Nature and Spirit in Masterpieces of Chinese Painting
The text below is the excerpt of the book Chinese Art (ISBN: 9781783106998), written by Stephen W. Bushell, published by Parkstone International.
In the study of Chinese painting, the westerner must forget his own preconceptions and discard his artistic education, critical tradition, and all the aesthetic baggage that he has accumulated from the Renaissance to the present. He must specially refrain from comparing the works of Chinese painters with any of the famous canvases which cover the walls of western collections, public or private.
The Chinese point of view differs essentially from that of the occidental, and the wide abyss which divides them is demonstrated by the story of the two Jesuits, the Pères Attiret and Castiglione, who were attached as painters to the Imperial Court early in the eighteenth century. They tried hard to make the Chinese accept European art, with its science of anatomy, its modelling, and its effects of light and shade. Astonished at first, the emperor let them go on, and they painted portraits of him, the empress, the princes of the blood, and many high mandarins of the court, then decorated the palace with allegorical pictures of the four seasons and finished more than two hundred pictures altogether. However, after some time, a singular change came over the spirit of the emperor, and, therefore, of the court.

The style of the Jesuit fathers was found to be too European; the modelling of the flesh tints, the chiaroscuro, and the projection of the shadows were declared to be shocking to Chinese eyes. The emperor afterwards imposed on the missionaries the traditional routine of Chinese painting, and even forced on them Chinese collaborators, until the Père Attiret wrote to Paris on November 1st, 1743, saying:
“ ll m’a fallu oublier, pour ainsi dire, tout ce que j’avais appris et me faire une nouvelle manière pour me conformer au goût de la nation… Tout ce que nous peignons est ordonné par l’empereur. Nous faisons d’abord les dessins ; il les voit, les fait changer, reformer comme bon lui semble. Que la correction soit bien ou mal, il faut passer par là sans oser rien dire.”
– (Lettres édifiantes.)

When Lord McCartney came to the court of the same emperor some fifty years later, bringing with him several pictures as presents from George III, the mandarins-in-waiting were again shocked by the shadows, and they asked gravely if the originals of the portraits really had one side of the face darker than the other: the shaded nose was a grave defect to their eyes, and some of them even believed that it had appeared in the paintings accidentally.
Throughout the development of Chinese painting in its succession of epochs and phases, amid a great variety of styles and different schools, it is possible to detect from the earliest times a certain unity and harmonious arrangement of details, prompted by a kind of instinctive accord among the artists in their manner of interpreting the material properties of things and living beings, so that they always seize the essential points to express the sensations and ideas brought to their minds, and translate, so to speak, a kind of inner vision which they have idealised. Among the most striking characteristics of Chinese paintings, and the trait which has prevailed most strongly throughout its long historical evolution, is the graphic quality of the painting: Chinese painters are, first of all, draughtsmen and calligraphists.
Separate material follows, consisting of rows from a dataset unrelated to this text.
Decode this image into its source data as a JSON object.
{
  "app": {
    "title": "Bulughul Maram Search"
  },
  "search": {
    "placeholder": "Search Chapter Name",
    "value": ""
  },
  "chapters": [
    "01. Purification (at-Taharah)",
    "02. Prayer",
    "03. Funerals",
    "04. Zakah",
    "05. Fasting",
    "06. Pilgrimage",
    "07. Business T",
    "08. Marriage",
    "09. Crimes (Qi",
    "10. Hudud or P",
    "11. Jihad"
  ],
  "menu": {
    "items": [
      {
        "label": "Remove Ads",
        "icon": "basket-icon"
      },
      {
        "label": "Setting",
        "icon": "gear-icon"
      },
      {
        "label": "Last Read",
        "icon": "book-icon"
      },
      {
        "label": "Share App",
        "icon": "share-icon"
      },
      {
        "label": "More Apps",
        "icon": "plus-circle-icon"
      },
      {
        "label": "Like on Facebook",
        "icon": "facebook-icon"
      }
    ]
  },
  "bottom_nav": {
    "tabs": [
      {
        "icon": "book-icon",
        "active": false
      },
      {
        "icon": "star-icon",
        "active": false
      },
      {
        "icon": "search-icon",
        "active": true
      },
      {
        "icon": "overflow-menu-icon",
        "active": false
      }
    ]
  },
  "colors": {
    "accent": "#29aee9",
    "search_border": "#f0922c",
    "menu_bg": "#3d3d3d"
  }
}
Chinese script, in fact, was originally ideographic, the earliest characters having been more or less exact reproductions of objects. The phonetic element was not adopted until much later, in the same natural course of development which analogous scripts have undergone in other parts of the world.
This is indicated by the name of wên, “picture of the object,” given to the primitive characters, which are said traditionally to have been invented by Ts’ang-hsieh, and to have replaced the knotted cords and notched tallies, like the quippus of the ancient Peruvians, previously used for recording events.
The reputed inventor of painting in the mythical period of antiquity was Shih-huang, a contemporary of Ts’ang-hsieh, and like him a titular minister of the legendary Huang Ti, the “Yellow Emperor“ of Chinese mythology. Some mythologists apply the two names to the same personage, who is supposed to have reigned as an emperor in succession to Fu-Hsi. The different legends all carry out the leading idea of the common origin and essential unity of writing and painting, and this unity is constantly insisted upon by Chinese critics of the two arts.

The picturesque nature of Chinese writing, which persists even in the modern script, demands of learners who wish to excel in its practice a similar education and course of study of eye and hand as are required of draughtsmen.
The strokes of the ordinary characters are replete indeed with light and supple touches, sudden stops, graceful curves, waxing energies, and gradually waning lines, qualities only a long apprenticeship to the brush could bring to the art. The Chinese scholar is firmly convinced that the characters of a perfect writer lend something of their graphic beauty to the ideas they express, and give a delicate intrinsic shade of meaning to every thought enshrined in them.